SEOUL, Jan. 5 (Yonhap) -- The ruling Grand National Party (GNP) is pushing to change its conservative party platform to take a more conciliatory stance on North Korea and focus on economic justice, party officials said Thursday, in a bid to widen its appeal ahead of the April parliamentary elections.
The GNP's emergency council held a meeting and reached an agreement to change its hard-line stance on North Korea and market-friendly economic policies, officials said. It marks the first time in six years the party has sought to revise its policy principles.
"We reached an agreement to adopt a flexible stance on North Korea to prepare for reunification, while emphasizing the importance of national security," said Rep. Kwon Young-jin, an emergency council member, at a briefing.
The conservative party's move comes as North Korea's new leader Kim Jong-un has appeared to be consolidating power inherited upon the death last month of his father, Kim Jong-il. The two Koreas remain technically at war with each other since the 1950-53 Korean War ended in a truce, not a peace treaty.

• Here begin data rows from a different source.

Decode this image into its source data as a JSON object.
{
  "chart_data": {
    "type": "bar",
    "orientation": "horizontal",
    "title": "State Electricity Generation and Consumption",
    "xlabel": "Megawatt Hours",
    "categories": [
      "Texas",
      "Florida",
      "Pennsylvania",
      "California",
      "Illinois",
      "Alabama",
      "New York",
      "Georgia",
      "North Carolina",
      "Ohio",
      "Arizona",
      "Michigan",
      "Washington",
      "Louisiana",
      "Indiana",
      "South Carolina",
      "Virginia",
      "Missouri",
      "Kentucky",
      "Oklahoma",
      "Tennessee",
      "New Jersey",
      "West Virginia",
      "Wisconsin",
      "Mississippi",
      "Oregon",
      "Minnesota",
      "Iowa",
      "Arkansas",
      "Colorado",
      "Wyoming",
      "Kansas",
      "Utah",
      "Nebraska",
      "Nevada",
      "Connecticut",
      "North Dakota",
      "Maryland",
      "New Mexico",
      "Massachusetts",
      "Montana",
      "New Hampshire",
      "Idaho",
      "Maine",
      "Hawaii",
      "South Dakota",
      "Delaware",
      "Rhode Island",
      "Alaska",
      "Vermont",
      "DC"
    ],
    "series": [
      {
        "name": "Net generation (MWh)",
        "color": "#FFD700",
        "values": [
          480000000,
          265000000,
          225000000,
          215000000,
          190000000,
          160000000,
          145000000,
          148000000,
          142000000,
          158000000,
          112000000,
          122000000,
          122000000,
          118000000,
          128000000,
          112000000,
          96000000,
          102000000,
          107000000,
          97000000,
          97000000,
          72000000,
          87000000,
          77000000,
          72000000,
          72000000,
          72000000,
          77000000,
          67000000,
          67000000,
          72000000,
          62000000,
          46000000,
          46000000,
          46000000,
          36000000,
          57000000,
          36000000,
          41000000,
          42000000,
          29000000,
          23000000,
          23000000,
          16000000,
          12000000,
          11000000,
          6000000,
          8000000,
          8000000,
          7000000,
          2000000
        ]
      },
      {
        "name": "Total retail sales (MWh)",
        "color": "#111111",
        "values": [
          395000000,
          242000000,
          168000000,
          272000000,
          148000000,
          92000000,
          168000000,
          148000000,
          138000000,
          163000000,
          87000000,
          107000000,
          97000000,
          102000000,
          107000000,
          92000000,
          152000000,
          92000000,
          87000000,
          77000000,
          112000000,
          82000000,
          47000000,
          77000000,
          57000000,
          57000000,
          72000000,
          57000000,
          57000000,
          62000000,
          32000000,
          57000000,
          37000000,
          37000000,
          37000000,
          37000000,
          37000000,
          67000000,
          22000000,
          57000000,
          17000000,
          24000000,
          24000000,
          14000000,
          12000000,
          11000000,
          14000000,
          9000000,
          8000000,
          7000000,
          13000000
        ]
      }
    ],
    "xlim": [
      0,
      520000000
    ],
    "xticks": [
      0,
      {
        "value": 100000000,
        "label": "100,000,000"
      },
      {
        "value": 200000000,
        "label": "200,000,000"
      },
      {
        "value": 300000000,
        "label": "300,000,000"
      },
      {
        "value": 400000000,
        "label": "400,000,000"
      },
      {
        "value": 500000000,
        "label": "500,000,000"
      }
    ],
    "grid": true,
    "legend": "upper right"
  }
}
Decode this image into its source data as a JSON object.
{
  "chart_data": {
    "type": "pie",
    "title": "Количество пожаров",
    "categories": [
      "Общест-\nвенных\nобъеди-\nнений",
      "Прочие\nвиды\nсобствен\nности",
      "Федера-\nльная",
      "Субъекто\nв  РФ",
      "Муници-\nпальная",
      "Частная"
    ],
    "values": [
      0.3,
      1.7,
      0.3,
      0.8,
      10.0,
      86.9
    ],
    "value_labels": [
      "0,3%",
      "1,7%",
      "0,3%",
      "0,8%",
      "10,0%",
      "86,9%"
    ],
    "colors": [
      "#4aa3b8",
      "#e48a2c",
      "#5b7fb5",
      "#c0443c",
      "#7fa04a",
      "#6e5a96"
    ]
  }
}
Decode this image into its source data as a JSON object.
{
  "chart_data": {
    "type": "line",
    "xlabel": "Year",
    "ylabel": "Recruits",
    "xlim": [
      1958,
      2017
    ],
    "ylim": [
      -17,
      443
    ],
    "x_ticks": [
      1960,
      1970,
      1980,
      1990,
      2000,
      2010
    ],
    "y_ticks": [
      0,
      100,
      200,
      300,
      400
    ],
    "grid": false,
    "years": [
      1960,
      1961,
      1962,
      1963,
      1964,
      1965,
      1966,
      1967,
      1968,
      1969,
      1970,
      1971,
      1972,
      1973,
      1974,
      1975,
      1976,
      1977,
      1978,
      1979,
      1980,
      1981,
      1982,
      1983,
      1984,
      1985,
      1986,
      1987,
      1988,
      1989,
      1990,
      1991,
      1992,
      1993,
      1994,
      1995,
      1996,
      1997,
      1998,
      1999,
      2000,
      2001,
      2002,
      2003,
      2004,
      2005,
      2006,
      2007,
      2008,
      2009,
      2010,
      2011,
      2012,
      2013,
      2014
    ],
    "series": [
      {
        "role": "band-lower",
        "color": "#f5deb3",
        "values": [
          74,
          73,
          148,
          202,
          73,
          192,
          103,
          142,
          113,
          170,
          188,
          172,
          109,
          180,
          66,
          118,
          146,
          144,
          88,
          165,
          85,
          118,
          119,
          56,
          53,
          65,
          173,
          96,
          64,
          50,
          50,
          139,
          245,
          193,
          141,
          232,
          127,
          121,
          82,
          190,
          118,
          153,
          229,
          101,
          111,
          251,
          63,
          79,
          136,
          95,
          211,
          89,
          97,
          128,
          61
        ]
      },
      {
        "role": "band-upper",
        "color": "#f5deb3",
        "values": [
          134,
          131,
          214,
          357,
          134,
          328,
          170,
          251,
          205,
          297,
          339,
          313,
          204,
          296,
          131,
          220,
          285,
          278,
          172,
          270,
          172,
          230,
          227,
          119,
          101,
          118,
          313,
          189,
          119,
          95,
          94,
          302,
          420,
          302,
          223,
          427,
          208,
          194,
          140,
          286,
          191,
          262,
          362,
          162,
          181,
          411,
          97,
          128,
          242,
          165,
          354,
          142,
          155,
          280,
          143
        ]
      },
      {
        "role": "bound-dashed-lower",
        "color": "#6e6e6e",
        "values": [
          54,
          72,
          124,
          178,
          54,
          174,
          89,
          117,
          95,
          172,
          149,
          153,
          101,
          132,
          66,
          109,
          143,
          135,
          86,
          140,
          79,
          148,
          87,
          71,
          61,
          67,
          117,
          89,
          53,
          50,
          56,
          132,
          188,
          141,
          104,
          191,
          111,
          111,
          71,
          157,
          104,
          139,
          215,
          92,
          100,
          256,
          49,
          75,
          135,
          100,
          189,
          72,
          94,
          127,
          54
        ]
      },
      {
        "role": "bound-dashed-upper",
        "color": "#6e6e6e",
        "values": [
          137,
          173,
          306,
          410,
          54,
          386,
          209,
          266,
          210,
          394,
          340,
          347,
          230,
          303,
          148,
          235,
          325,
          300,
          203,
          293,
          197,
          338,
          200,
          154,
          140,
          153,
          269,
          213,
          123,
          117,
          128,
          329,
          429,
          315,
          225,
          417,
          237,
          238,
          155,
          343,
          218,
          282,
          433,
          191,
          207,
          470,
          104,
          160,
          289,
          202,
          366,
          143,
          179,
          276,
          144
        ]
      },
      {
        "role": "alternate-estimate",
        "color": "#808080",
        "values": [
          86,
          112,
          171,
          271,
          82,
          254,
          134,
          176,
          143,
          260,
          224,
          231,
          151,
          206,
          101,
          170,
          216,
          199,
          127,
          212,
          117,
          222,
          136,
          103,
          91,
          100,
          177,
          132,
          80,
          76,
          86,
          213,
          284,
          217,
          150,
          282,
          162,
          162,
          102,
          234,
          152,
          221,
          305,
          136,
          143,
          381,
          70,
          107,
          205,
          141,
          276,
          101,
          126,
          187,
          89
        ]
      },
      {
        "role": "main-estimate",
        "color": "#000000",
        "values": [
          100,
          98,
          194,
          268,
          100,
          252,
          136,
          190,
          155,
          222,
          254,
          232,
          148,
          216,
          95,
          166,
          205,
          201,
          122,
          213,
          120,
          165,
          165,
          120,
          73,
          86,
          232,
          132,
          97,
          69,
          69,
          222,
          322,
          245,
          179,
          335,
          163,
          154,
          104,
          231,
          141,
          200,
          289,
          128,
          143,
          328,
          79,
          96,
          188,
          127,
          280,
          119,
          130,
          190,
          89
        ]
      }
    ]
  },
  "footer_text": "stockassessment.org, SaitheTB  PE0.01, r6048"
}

The council also discussed ways to solve the widening income gap and establish infrastructure for relatively weak smaller firms in a country whose economy is powered by large industrial conglomerates.
"The party will place emphasis on fair competition and economic justice to proactively deal with social polarization," Kwon said.
The proposed platform is an about-face from President Lee Myung-bak's growth-driven economic policies that have loosened regulations and cut taxes for businesses, as the struggling party has been seeking ways to shed its image for the rich and privileged.
The most contentious issue, however, was whether to remove the word "conservative" from the its principles.
Those who call for getting rid of the ideological term say the party should pursue more flexible policies that better reflect changing social trends, while opponents said conservative values are integral to the GNP.
For the proposal to take effect, it must gain a majority vote in the general session.
The latest move comes as Asia's fourth-largest economy is experiencing growing voter discontent with social and economic inequality prior to the April parliamentary and December presidential votes.